Che cavolo! Perché? Sono anni che è sulla cresta dell’onda, fa parte di una ristretta ed esclusiva cerchia di amici al top delle preferenze, farà 4 – 5 film l’anno, è membro di una famiglia numerosa di attori, quindi sarà avvezzo al rutilante showbiz! Cosa può aver spinto a tanto un uomo di successo come lui? Ho archiviato la notizia pensando a un insopportabile mal d’amore per esempio, o a uno stupido abuso di sostanze stupefacenti, ma la curiosità di saperne di più è rimasta.

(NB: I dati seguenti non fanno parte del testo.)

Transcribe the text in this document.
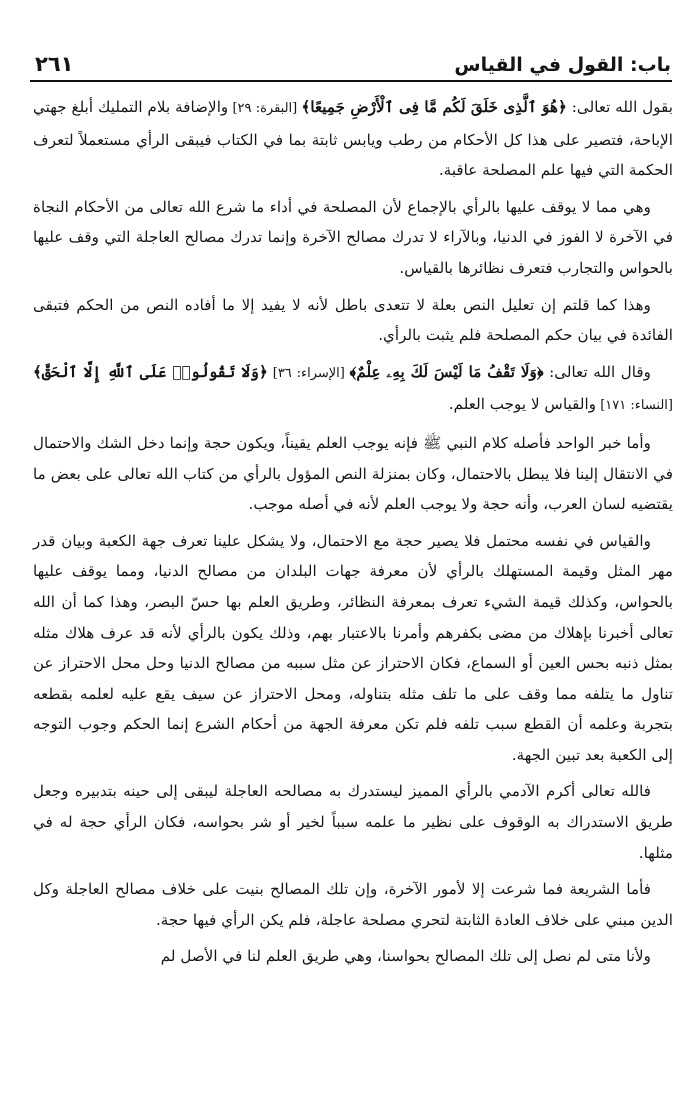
باب: القول في القياس
٢٦١

بقول الله تعالى: ﴿هُوَ ٱلَّذِى خَلَقَ لَكُم مَّا فِى ٱلْأَرْضِ جَمِيعًا﴾ [البقرة: ٢٩] والإضافة بلام التمليك أبلغ جهتي الإباحة، فتصير على هذا كل الأحكام من رطب ويابس ثابتة بما في الكتاب فيبقى الرأي مستعملاً لتعرف الحكمة التي فيها علم المصلحة عاقبة.

وهي مما لا يوقف عليها بالرأي بالإجماع لأن المصلحة في أداء ما شرع الله تعالى من الأحكام النجاة في الآخرة لا الفوز في الدنيا، وبالآراء لا تدرك مصالح الآخرة وإنما تدرك مصالح العاجلة التي وقف عليها بالحواس والتجارب فتعرف نظائرها بالقياس.

وهذا كما قلتم إن تعليل النص بعلة لا تتعدى باطل لأنه لا يفيد إلا ما أفاده النص من الحكم فتبقى الفائدة في بيان حكم المصلحة فلم يثبت بالرأي.

وقال الله تعالى: ﴿وَلَا تَقْفُ مَا لَيْسَ لَكَ بِهِۦ عِلْمٌ﴾ [الإسراء: ٣٦] ﴿وَلَا تَقُولُوا۟ عَلَى ٱللَّهِ إِلَّا ٱلْحَقَّ﴾ [النساء: ١٧١] والقياس لا يوجب العلم.

وأما خبر الواحد فأصله كلام النبي ﷺ فإنه يوجب العلم يقيناً، ويكون حجة وإنما دخل الشك والاحتمال في الانتقال إلينا فلا يبطل بالاحتمال، وكان بمنزلة النص المؤول بالرأي من كتاب الله تعالى على بعض ما يقتضيه لسان العرب، وأنه حجة ولا يوجب العلم لأنه في أصله موجب.

والقياس في نفسه محتمل فلا يصير حجة مع الاحتمال، ولا يشكل علينا تعرف جهة الكعبة وبيان قدر مهر المثل وقيمة المستهلك بالرأي لأن معرفة جهات البلدان من مصالح الدنيا، ومما يوقف عليها بالحواس، وكذلك قيمة الشيء تعرف بمعرفة النظائر، وطريق العلم بها حسّ البصر، وهذا كما أن الله تعالى أخبرنا بإهلاك من مضى بكفرهم وأمرنا بالاعتبار بهم، وذلك يكون بالرأي لأنه قد عرف هلاك مثله بمثل ذنبه بحس العين أو السماع، فكان الاحتراز عن مثل سببه من مصالح الدنيا وحل محل الاحتراز عن تناول ما يتلفه مما وقف على ما تلف مثله بتناوله، ومحل الاحتراز عن سيف يقع عليه لعلمه بقطعه بتجربة وعلمه أن القطع سبب تلفه فلم تكن معرفة الجهة من أحكام الشرع إنما الحكم وجوب التوجه إلى الكعبة بعد تبين الجهة.

فالله تعالى أكرم الآدمي بالرأي المميز ليستدرك به مصالحه العاجلة ليبقى إلى حينه بتدبيره وجعل طريق الاستدراك به الوقوف على نظير ما علمه سبباً لخير أو شر بحواسه، فكان الرأي حجة له في مثلها.

فأما الشريعة فما شرعت إلا لأمور الآخرة، وإن تلك المصالح بنيت على خلاف مصالح العاجلة وكل الدين مبني على خلاف العادة الثابتة لتحري مصلحة عاجلة، فلم يكن الرأي فيها حجة.

ولأنا متى لم نصل إلى تلك المصالح بحواسنا، وهي طريق العلم لنا في الأصل لم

Ed ecco l’altro fulmine a ciel sereno ! La morte di Ledger! Appena 28 anni, vari film importanti alle spalle, una candidatura agli Oscar, bello, bravo, amato dal pubblico eppure…
Può sembrare un discorso superficiale, perché in realtà nessuno di noi sa quale sia la vita privata di questi personaggi ma , da attore, inseguo anche io il successo da anni. Vorrei avere le opportunità e i risultati che hanno avuto loro, anzi, vorrei essere loro. Invece quelli che io invidio alla fine sono degli infelici,dei tossicomani, degli squilibrati.
Dovrei provare pena per loro che sono stati travolti dal mondo di cui facevano parte ma in realtà quello che provo è solo rabbia. Rabbia, sì, perché c’è tutta un umanità che si sbatte per arrivare al loro livello, per avere il loro successo, i loro soldi, le loro occasioni!
E’ vero, forse non immagino neanche quale sia lo stress di lavorare a Hollywood e di essere una star internazionale, ma rendiamoci conto, questa è gente che guadagna miliardi l’anno, se fosse così difficile vivere in quel mondo, potrebbero farlo per un paio d’anni e poi ritirarsi o aprirsi un ristorantino su qualunque spiaggetta del mondo e godersi il panorama! Sbaglio?